Across from us sits our hapless victim, next to a middle-aged man. Sizing up the situation, we go over to him. “Look, we can’t apologize enough for what we did to your son. It was all our fault. If there is any …”
“No, no, my friends.” He smiles. “Is nothing. Please enjoy your time in Cuba.” Louis, overwhelmed, presents the family with a box of Dundee Shortbread, purchased, for just such occasions, at the Heathrow Duty-Free Lounge. A festive air breaks out.

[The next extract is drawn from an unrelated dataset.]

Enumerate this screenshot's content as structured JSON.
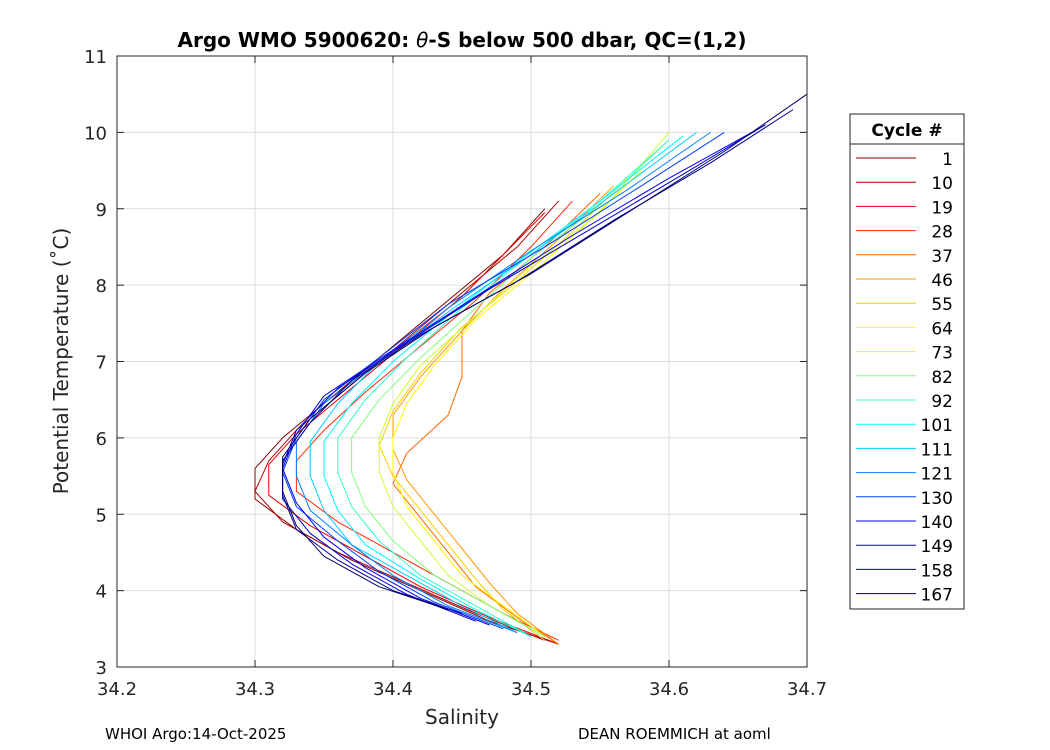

Then we are ushered into an inner office. A black man motions me to sit before his desk and hand him my passport. “So, Señor Pico.” “My surname, actually, is Iyer.” “So your father’s name is Pico.” “No, my father’s name is Iyer.” “But here it says Iyer, Pico.” “Yes. My family’s name is Iyer.” “So your mother’s name is Pico.” “No. My father’s name is Iyer.” “So your mother’s name is …” This goes on for a while, and then a baby-faced cop with an Irish look comes in. He claps a hand on Louis’s shoulder. Where are we from? England. “No wonder he looks like Margaret Thatcher,” he exclaims, and there is more jollity all around. Then he leans forward again. “But you are from India, no?” Yes. “Then tell me something.” His face is all earnest inquiry. “Rajiv Gandhi is the son of Indira Gandhi?” Yes. “And the grandson of the other Gandhi?” “No. He is the grandson of Nehru. No relation to the other Gandhi.” “No relation, eh? Not a grandson of the other Gandhi?” The Irishman shakes his head in wonder, and the black man sits back to take this thunderbolt in. Then he resumes typing out his report six times over, without benefit of carbons.